When questioned, Mrs Jonathan said she had to take care of her career as she needed it to fall back on after their tenure expired. That manner of desperation in a First Lady would of course, result in a manoeuvring of public structures. She would indeed attain the height of her career but not because she worked her way through it. Mrs Buhari, in this case, is no different; promoting her deactivated career by writing a book to teach young people about beauty and fashion.
Mind you, this was not a hobby that preceded her husband’s tenure in office. There is no indication she was a prolific writer at some point and that she still writes because she cannot put her creative impulses on a leash. Instead, she merely showed she was another First Lady politician who cannot take the power and privilege of her office for granted. She has to bend power to accommodate her hustles. Like former President Olusegun Obasanjo who used the privilege of his position to harass a presidential library out of people, Mrs Buhari quickly gathers a crowd around herself to sell them a book they are not likely to read. She could not even wait a full year in office!
Mrs Buhari must of course know that all the people she could summon to that occasion, and all who wrapped their “agbada” around themselves to heed her call would not touch her with a pair of antiseptic gloves the very moment her husband is out of office. She, like other first ladies before her, must know these simple facts and that is why they take advantage of their office. She also probably knows that just like those who donated to Mrs Turai Yar’Adua’s N10bn cancer hospital no longer care about what became of that project once President Umaru Yar’Adua was out of power, nobody will enquire if the money raised at the book launch truly went to Chibok or the IDPs.

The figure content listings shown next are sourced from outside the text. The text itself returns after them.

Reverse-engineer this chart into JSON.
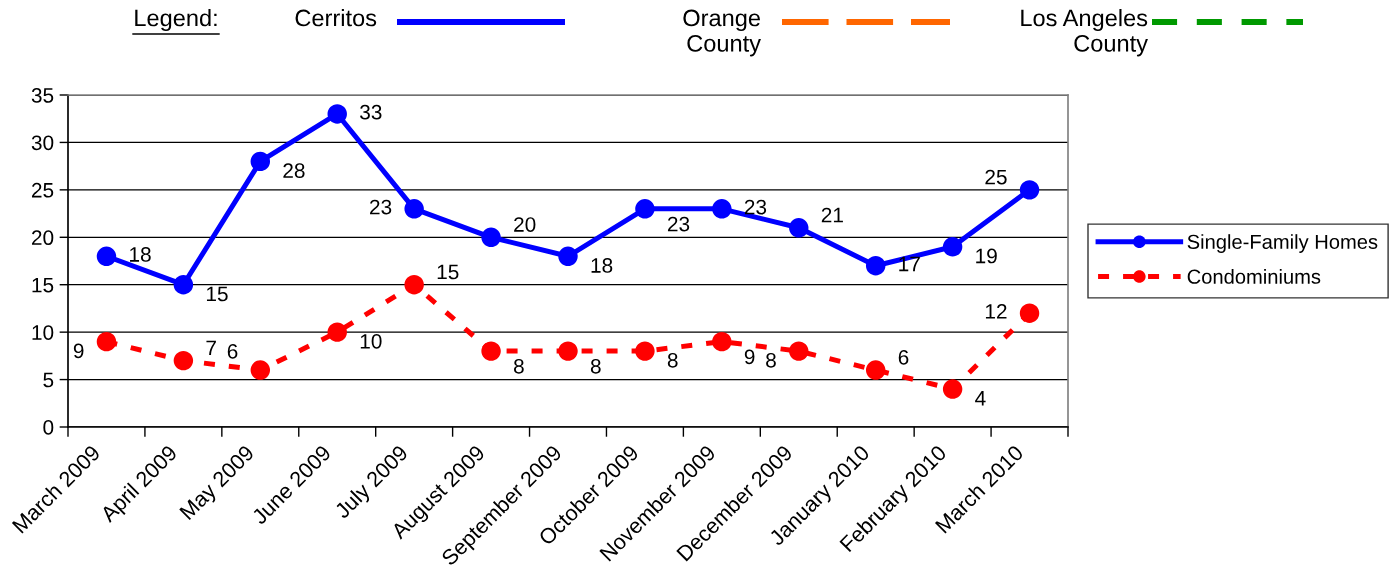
{
  "chart_data": {
    "type": "line",
    "categories": [
      "March 2009",
      "April 2009",
      "May 2009",
      "June 2009",
      "July 2009",
      "August 2009",
      "September 2009",
      "October 2009",
      "November 2009",
      "December 2009",
      "January 2010",
      "February 2010",
      "March 2010"
    ],
    "series": [
      {
        "name": "Single-Family Homes",
        "color": "#0000ff",
        "line_style": "solid",
        "values": [
          18,
          15,
          28,
          33,
          23,
          20,
          18,
          23,
          23,
          21,
          17,
          19,
          25
        ]
      },
      {
        "name": "Condominiums",
        "color": "#ff0000",
        "line_style": "dashed",
        "values": [
          9,
          7,
          6,
          10,
          15,
          8,
          8,
          8,
          9,
          8,
          6,
          4,
          12
        ]
      }
    ],
    "ylim": [
      0,
      35
    ],
    "yticks": [
      0,
      5,
      10,
      15,
      20,
      25,
      30,
      35
    ],
    "grid": "y",
    "legend": "right",
    "marker": "circle",
    "data_labels": true,
    "annotations": [
      "Legend:",
      "Cerritos",
      "Orange County",
      "Los Angeles County"
    ]
  }
}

One only needed to take a look at the cross-section of guests – politicians, civil servants and some so-called captains of industry – and question which one of them needed a beauty book and why else they would have been present at that occasion other than mere eye service – to be seen by the Big Madam herself who can influence their lives and careers with the “Oga at the top”?
One also needed to listen to the VP’s speech at the occasion to understand that the whole event was a huge charade by sycophants. People who could not have dared to tell the First Lady hustling money out of their pockets that her action was just wrong. One can count on them smiling through it all just so they can remain in her good graces.

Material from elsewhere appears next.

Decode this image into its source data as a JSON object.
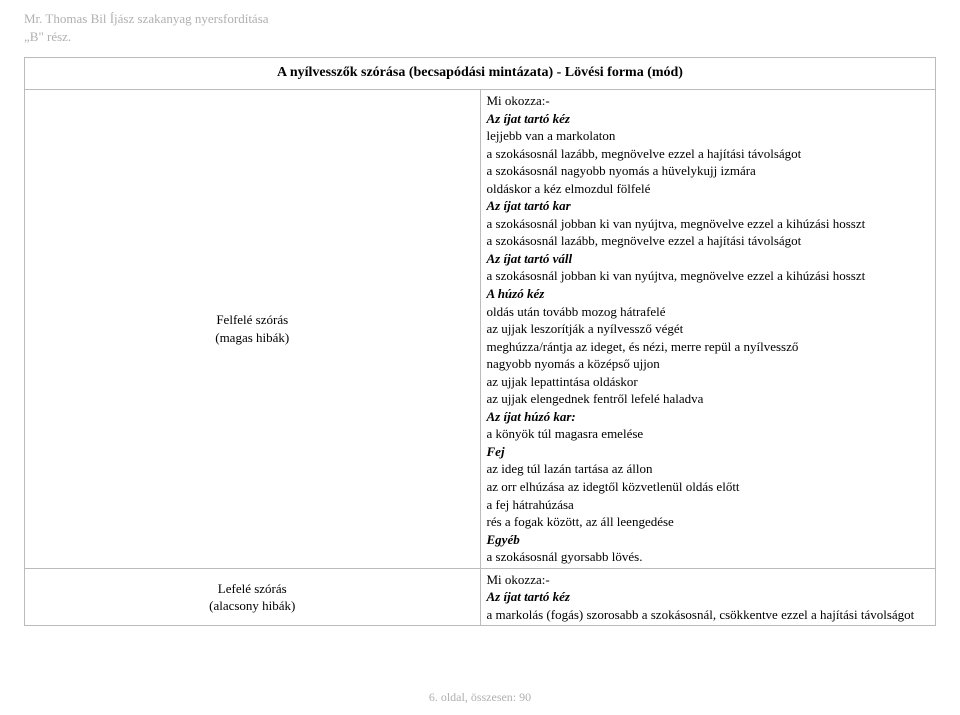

Mrs Buhari further said she wanted the book used in vocational schools to teach beauty to young people. Well, if she can summon people to come launch it, how hard can it be to influence placing the book in the curriculum as a compulsory read so that thousands of people can keep paying into her pockets? The Kogi State Governor, Yahaha Bello, after all promised that state governors would make the book available in all the local governments across the country. Pray, with whose money?

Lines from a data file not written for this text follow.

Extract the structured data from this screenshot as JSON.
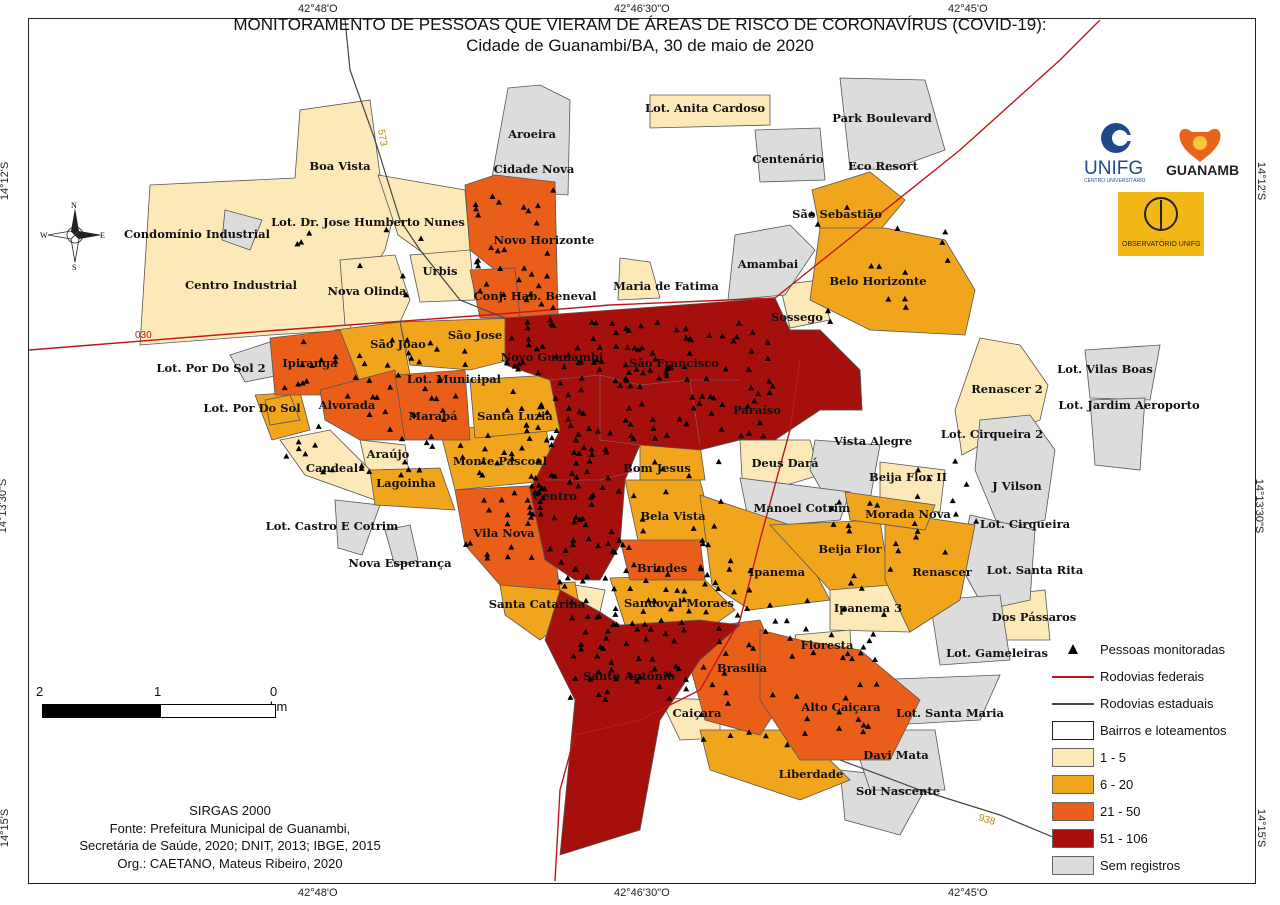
{
  "map": {
    "title_line1": "MONITORAMENTO DE PESSOAS QUE VIERAM DE ÁREAS DE RISCO DE CORONAVÍRUS (COVID-19):",
    "title_line2": "Cidade de Guanambi/BA, 30 de maio de 2020"
  },
  "graticule": {
    "top": [
      "42°48'O",
      "42°46'30\"O",
      "42°45'O"
    ],
    "bottom": [
      "42°48'O",
      "42°46'30\"O",
      "42°45'O"
    ],
    "left": [
      "14°12'S",
      "14°13'30\"S",
      "14°15'S"
    ],
    "right": [
      "14°12'S",
      "14°13'30\"S",
      "14°15'S"
    ]
  },
  "compass": {
    "n": "N",
    "s": "S",
    "e": "E",
    "w": "W"
  },
  "scale": {
    "labels": [
      "2",
      "1",
      "0 km"
    ]
  },
  "source": {
    "line1": "SIRGAS 2000",
    "line2": "Fonte: Prefeitura Municipal de Guanambi,",
    "line3": "Secretária de Saúde, 2020; DNIT, 2013; IBGE, 2015",
    "line4": "Org.: CAETANO, Mateus Ribeiro, 2020"
  },
  "logos": {
    "unifg": "UNIFG",
    "unifg_sub": "CENTRO UNIVERSITÁRIO",
    "guanambi": "GUANAMBI",
    "observatorio": "OBSERVATÓRIO UNIFG"
  },
  "legend": [
    {
      "label": "Pessoas monitoradas",
      "kind": "point"
    },
    {
      "label": "Rodovias federais",
      "kind": "line",
      "color": "#c0161b"
    },
    {
      "label": "Rodovias estaduais",
      "kind": "line",
      "color": "#444444"
    },
    {
      "label": "Bairros e loteamentos",
      "kind": "box",
      "color": "#ffffff"
    },
    {
      "label": "1 - 5",
      "kind": "box",
      "color": "#fde9b8"
    },
    {
      "label": "6 - 20",
      "kind": "box",
      "color": "#f0a51c"
    },
    {
      "label": "21 - 50",
      "kind": "box",
      "color": "#e95f1a"
    },
    {
      "label": "51 - 106",
      "kind": "box",
      "color": "#a50f0c"
    },
    {
      "label": "Sem registros",
      "kind": "box",
      "color": "#dcdcdc"
    }
  ],
  "roads": {
    "r573": "573",
    "r030": "030",
    "r938": "938",
    "r0xx": "030"
  },
  "neighborhoods": [
    "Lot. Anita Cardoso",
    "Park Boulevard",
    "Aroeira",
    "Centenário",
    "Eco Resort",
    "Cidade Nova",
    "Boa Vista",
    "São Sebastião",
    "Lot. Dr. Jose Humberto Nunes",
    "Novo Horizonte",
    "Condomínio Industrial",
    "Amambai",
    "Urbis",
    "Belo Horizonte",
    "Centro Industrial",
    "Nova Olinda",
    "Conj. Hab. Beneval",
    "Maria de Fatima",
    "Sossego",
    "São Jose",
    "São Joao",
    "Novo Guanambi",
    "São Francisco",
    "Lot. Por Do Sol 2",
    "Ipiranga",
    "Lot. Vilas Boas",
    "Lot. Municipal",
    "Renascer 2",
    "Alvorada",
    "Lot. Jardim Aeroporto",
    "Lot. Por Do Sol",
    "Marabá",
    "Santa Luzia",
    "Paraíso",
    "Vista Alegre",
    "Lot. Cirqueira 2",
    "Araújo",
    "Monte Pascoal",
    "Bom Jesus",
    "Deus Dará",
    "Candeal",
    "Beija Flor II",
    "Lagoinha",
    "J Vilson",
    "Centro",
    "Manoel Cotrim",
    "Morada Nova",
    "Lot. Castro E Cotrim",
    "Bela Vista",
    "Lot. Cirqueira",
    "Vila Nova",
    "Beija Flor",
    "Nova Esperança",
    "Brindes",
    "Ipanema",
    "Renascer",
    "Lot. Santa Rita",
    "Santa Catarina",
    "Sandoval Moraes",
    "Ipanema 3",
    "Dos Pássaros",
    "Floresta",
    "Lot. Gameleiras",
    "Brasilia",
    "Santo Antônio",
    "Alto Caiçara",
    "Lot. Santa Maria",
    "Caiçara",
    "Davi Mata",
    "Liberdade",
    "Sol Nascente"
  ],
  "colors": {
    "c1": "#fde9b8",
    "c2": "#f0a51c",
    "c3": "#e95f1a",
    "c4": "#a50f0c",
    "none": "#dcdcdc",
    "federal": "#c0161b",
    "state": "#444444"
  }
}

In all these, one wonders what the position of Buhari, the fierce anti-corruption fighter and ethicist, is on his wife’s smash and grab. On the launch date, he was far away in China but I bet he could not have been ignorant about the whole activity. Was he in any way supportive or like Pontius Pilate, he found a way to wash his hands off the whole affair? Or, did he stare outside the windows of his hotel, looked across the Chinese landscape and quietly wondered if he was not another Prophet Eli – Israel’s moral guardian who could not even sort through his own family’s conduct?